On the questions of fee levels and quality, Mr Hegarty says that the profession has had to accept dramatic changes in conveyancing. 'There is no doubt that there was an over-supply of conveyancing solicitors. In 1988/89, the number of transactions was halved,' he says.
Consequently, prices were driven down to 'unsustainable levels'. In real terms, prices had come down by 45 per cent since 1986. 'Solicitors are doing less work and are being paid less.' The working party concludes that any attempt to introduce compulsory or recommended scales of conveyancing fees would be unworkable and ineffective.
While it acknowledges that research has yet to establish any link between low prices and higher than average levels of complaints or indemnity claims, the working party remains concerned that unrealistic price levels carry a 'significant risk of poor quality service'. It recommends that the Law Society continues to monitor firms offering these unrealistically low prices, and if in the future they are shown to generate a higher than average number of complaints or indemnity claims, penalties such as higher indemnity deductibles should be considered.
'We have to accept that there are poor quality firms out there,' Mr Hegarty adds. 'They are costing the profession an inordinate amount of money, with the better quality firms paying for the poorer quality. This can't go on indefinitely. We have to try to steer the client away from the poor firms.'
The cost of failure in quality is high, the report notes. 'We have got to get across to the general public that you get what you pay for,' Mr Hegarty says. 'A firm charging low fees is almost certainly taking short cuts, and dragging the profession down.'
Mr Lockley points out that property-related matters account for 44 per cent of all negligence claims since 1987, and 17 per cent of compensation fund claims last year. 'We wouldn't expect all claims to come through quickly - mistakes are often not discovered until a property is sold on. So we don't know what the result of unrealistically low prices will be five years down the road.
'We do know that where building societies are repossessing homes bought in 1988, there are many examples of poor quality work having to be unpicked.'
One aim of the report, Mr Lockley says, is to act as a pre-emptive strike to avoid dangers in the future. The report is canvassing opinion as to the possiblity of establishing an objectively assessed conveyancing quality mark.
Some solicitors might groan at the prospect of further regulation, or indeed at the cost of implementing yet more systems. But, says Mr Hegarty, there would be help by the Law Society for very small firms to implement the quality mark. 'No matter how small you are, there is no reason why you should not have these systems,' he adds. 'They are often simpler for the sole practitioner to introduce than for the large firms.

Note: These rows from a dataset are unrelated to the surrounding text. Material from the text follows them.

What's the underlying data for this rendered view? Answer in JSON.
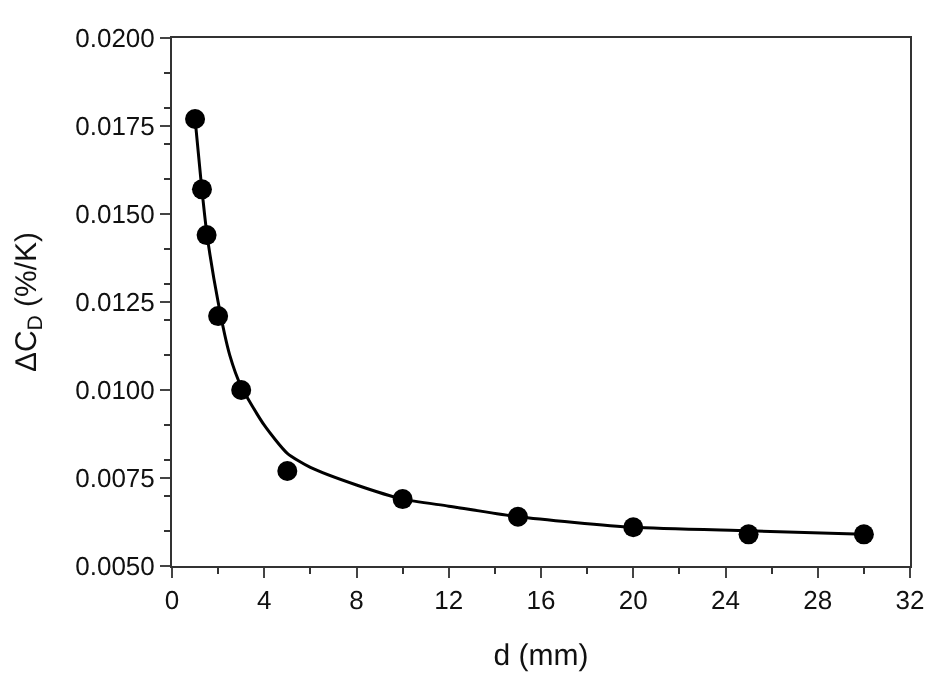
{
  "chart_data": {
    "type": "scatter",
    "xlabel": "d (mm)",
    "ylabel": "ΔC$_{D}$ (%/K)",
    "xlim": [
      0,
      32
    ],
    "xticks": [
      0,
      4,
      8,
      12,
      16,
      20,
      24,
      28,
      32
    ],
    "ylim": [
      0.005,
      0.02
    ],
    "yticks": [
      {
        "value": 0.005,
        "label": "0.0050"
      },
      {
        "value": 0.0075,
        "label": "0.0075"
      },
      {
        "value": 0.01,
        "label": "0.0100"
      },
      {
        "value": 0.0125,
        "label": "0.0125"
      },
      {
        "value": 0.015,
        "label": "0.0150"
      },
      {
        "value": 0.0175,
        "label": "0.0175"
      },
      {
        "value": 0.02,
        "label": "0.0200"
      }
    ],
    "marker": "circle",
    "series": [
      {
        "color": "#000000",
        "x": [
          1,
          1.3,
          1.5,
          2,
          3,
          5,
          10,
          15,
          20,
          25,
          30
        ],
        "values": [
          0.0177,
          0.0157,
          0.0144,
          0.0121,
          0.01,
          0.0077,
          0.0069,
          0.0064,
          0.0061,
          0.0059,
          0.0059
        ]
      },
      {
        "type": "line",
        "color": "#000000",
        "line_style": "solid",
        "marker": "none",
        "x": [
          1,
          1.25,
          1.5,
          2,
          2.5,
          3,
          4,
          5,
          6,
          8,
          10,
          12,
          15,
          20,
          25,
          30
        ],
        "values": [
          0.0177,
          0.016,
          0.0145,
          0.0125,
          0.011,
          0.0101,
          0.009,
          0.0082,
          0.0078,
          0.0073,
          0.0069,
          0.0067,
          0.0064,
          0.0061,
          0.006,
          0.0059
        ]
      }
    ]
  }
}
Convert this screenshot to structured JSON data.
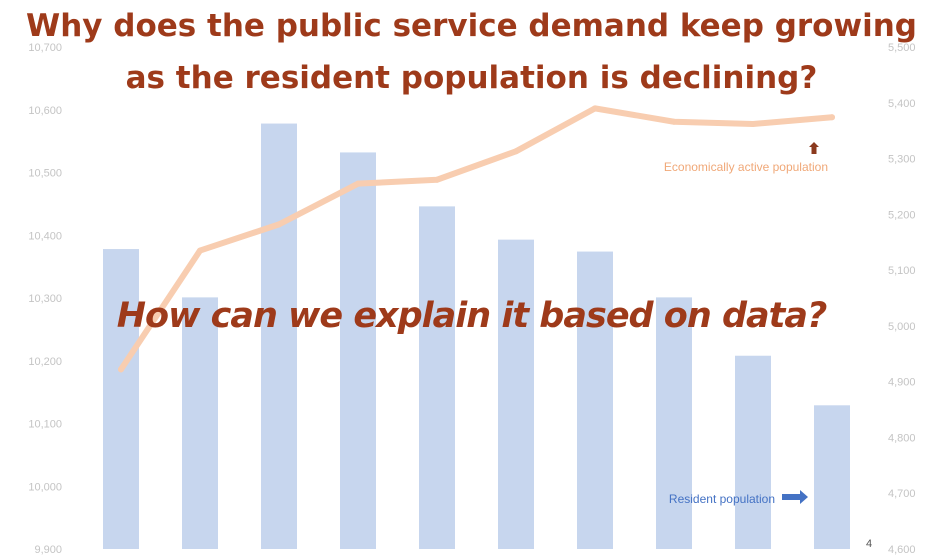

'In any event, I don't believe any costs to solicitors would be involved. The costs of monitoring and accreditation are not substantial.'
The report does also look at measures for improving profitability, including the effective use of technology and staff resources. It also recommends the consideration of marketing strategies such as home visits, or a 'no completion no fee' service. The implementation of separate representation for lenders and borrowers would also provide more opportunities for solicitors to become involved in financial services, the working party suggests.
The report is being circulated to all law firms, lending institutions and legal departments in local government and commerce and industry. The Law Society council will consider in the autumn what action to take on the report and its responses.
Meanwhile, research published last week by the society's research and policy planning unit found that between 1988 and 1992 the volume of the conveyancing market halved. Solicitors' earnings from conveyancing fell to 10 per cent of gross fees in 1993, from 21 per cent four years earlier.